The FDA has authorized 23 tobacco-flavored vaping products and devices. The agency also issued marketing refusal orders for more than 1 million flavored e-cigarette products that lacked sufficient evidence of their benefit to adult smokers to overcome the well-documented and alarming use of e-cigarettes by teens. Public health problems posed by levels of tobacco smoke. Such a product. While some e-cigarettes may help adult smokers quit completely or significantly reduce their use of more harmful combustible cigarettes, legal public health criteria balance this potential with what is known about youth attraction, uptake, and use and significant risks in these highly addictive products.
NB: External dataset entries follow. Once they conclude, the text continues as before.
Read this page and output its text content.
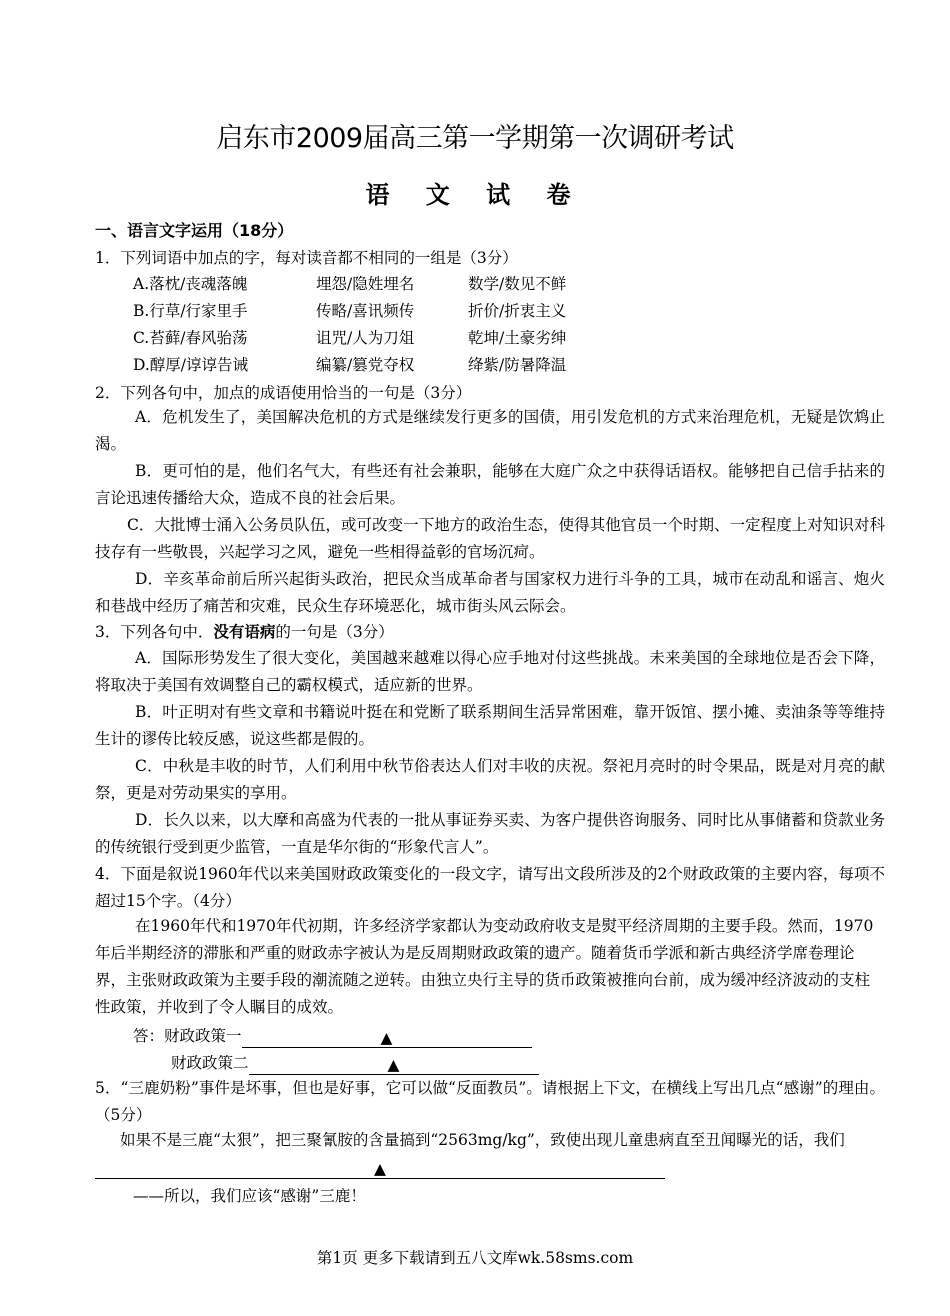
启东市2009届高三第一学期第一次调研考试
语 文 试 卷
一、语言文字运用（18分）
1．下列词语中加点的字，每对读音都不相同的一组是（3分）
A.落枕/丧魂落魄	埋怨/隐姓埋名	数学/数见不鲜
B.行草/行家里手	传略/喜讯频传	折价/折衷主义
C.苔藓/春风骀荡	诅咒/人为刀俎	乾坤/土豪劣绅
D.醇厚/谆谆告诫	编纂/篡党夺权	绛紫/防暑降温
2．下列各句中，加点的成语使用恰当的一句是（3分）
A．危机发生了，美国解决危机的方式是继续发行更多的国债，用引发危机的方式来治理危机，无疑是饮鸩止渴。
B．更可怕的是，他们名气大，有些还有社会兼职，能够在大庭广众之中获得话语权。能够把自己信手拈来的言论迅速传播给大众，造成不良的社会后果。
C．大批博士涌入公务员队伍，或可改变一下地方的政治生态，使得其他官员一个时期、一定程度上对知识对科技存有一些敬畏，兴起学习之风，避免一些相得益彰的官场沉疴。
D．辛亥革命前后所兴起街头政治，把民众当成革命者与国家权力进行斗争的工具，城市在动乱和谣言、炮火和巷战中经历了痛苦和灾难，民众生存环境恶化，城市街头风云际会。
3．下列各句中．没有语病的一句是（3分）
A．国际形势发生了很大变化，美国越来越难以得心应手地对付这些挑战。未来美国的全球地位是否会下降，将取决于美国有效调整自己的霸权模式，适应新的世界。
B．叶正明对有些文章和书籍说叶挺在和党断了联系期间生活异常困难，靠开饭馆、摆小摊、卖油条等等维持生计的谬传比较反感，说这些都是假的。
C．中秋是丰收的时节，人们利用中秋节俗表达人们对丰收的庆祝。祭祀月亮时的时令果品，既是对月亮的献祭，更是对劳动果实的享用。
D．长久以来，以大摩和高盛为代表的一批从事证券买卖、为客户提供咨询服务、同时比从事储蓄和贷款业务的传统银行受到更少监管，一直是华尔街的“形象代言人”。
4．下面是叙说1960年代以来美国财政政策变化的一段文字，请写出文段所涉及的2个财政政策的主要内容，每项不超过15个字。（4分）
在1960年代和1970年代初期，许多经济学家都认为变动政府收支是熨平经济周期的主要手段。然而，1970年后半期经济的滞胀和严重的财政赤字被认为是反周期财政政策的遗产。随着货币学派和新古典经济学席卷理论界，主张财政政策为主要手段的潮流随之逆转。由独立央行主导的货币政策被推向台前，成为缓冲经济波动的支柱性政策，并收到了令人瞩目的成效。
答：财政政策一	▲
财政政策二	▲
5．“三鹿奶粉”事件是坏事，但也是好事，它可以做“反面教员”。请根据上下文，在横线上写出几点“感谢”的理由。（5分）
如果不是三鹿“太狠”，把三聚氰胺的含量搞到“2563mg/kg”，致使出现儿童患病直至丑闻曝光的话，我们▲
——所以，我们应该“感谢”三鹿！
第1页 更多下载请到五八文库wk.58sms.com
Unfortunately, the tobacco industry has fought this agency over many of the science-based actions we take — putting profits over public health. For example, although we are the only country with comprehensive regulatory powers for the industry, unlike many other countries, legal challenges have twice so far prevented us from implementing congressional-mandated warnings on cigarette packages that paint a picture of the serious health effects of smoking. harm. And, as mentioned earlier, many decisions about product applications are also being challenged in court, which, among other things, requires significant resources to defend.
FDA will continue our important work to improve public health. We must be able to meaningfully implement transformational regulations and make decisions based on the public health criteria in the law, with the American public — not the interests of the tobacco industry — at the forefront. We have made progress, but there is still much work to be done.